Develop a predictor for detecting sentiments toward China in online texts
Background
Understanding foreign public sentiment toward China is strategically important. Social media short texts offer real-time insights but pose challenges due to brevity, colloquial language, and cultural nuance. This study leverages large-scale pre-trained language models to predict and model overseas sentiments toward China, providing a robust tool for public opinion analysis and policy evaluation.
Tasks
This study comprises two classification tasks:
- Topic Classification of online texts from Platform X
- Sentiment Classification toward China in online texts from Platform X
Considering the inherent characteristics of the data and the complexity of the tasks, we have designed distinct technical implementation approaches for each task.
Methods
Topic Classification Task
Step 1: Collect online text data.
Step 2: Extract features from the collected texts and construct the text dataset.
Step 3: Using the inherent topic labels of the data, train and fine-tune different pre-trained BERT models.

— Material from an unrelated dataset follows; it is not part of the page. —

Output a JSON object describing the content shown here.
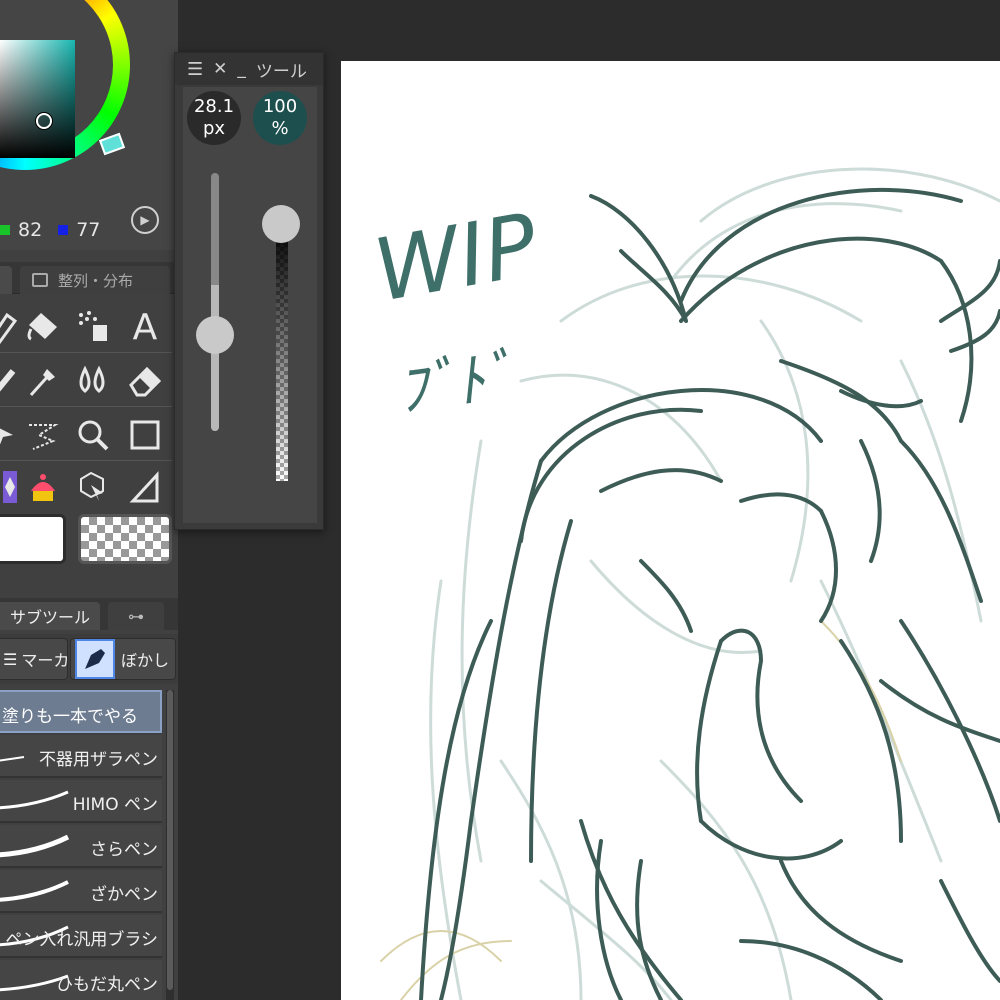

Step 4: Conduct experiments on the validation set using Accuracy to compare models and select the best-performing one.
Step 5: Evaluate the selected model comprehensively on the test set using Accuracy, Precision, Recall, and F1-score.
Sentiment Prediction Task Toward China
The sentiment prediction task involves processes such as text encoding, LLM-based data augmentation, and fine-tuning of different pre-trained BERT models, making it relatively complex. A simplified diagram is shown below:
Results and Future Directions
After tuning, in the topic classification task, the optimal model was BERTweet-base with a learning rate of 5e-5, achieving a test set accuracy of 0.936.
For the China-sentiment prediction task, the best model was BERTweet-base with a learning rate of 2e-5, reaching a test set accuracy of 0.786.
Future directions: For the online text China-sentiment classification task, improving the consistency of human annotations and enhancing the model’s performance in fine-grained category discrimination will enable more accurate and stable automated sentiment detection.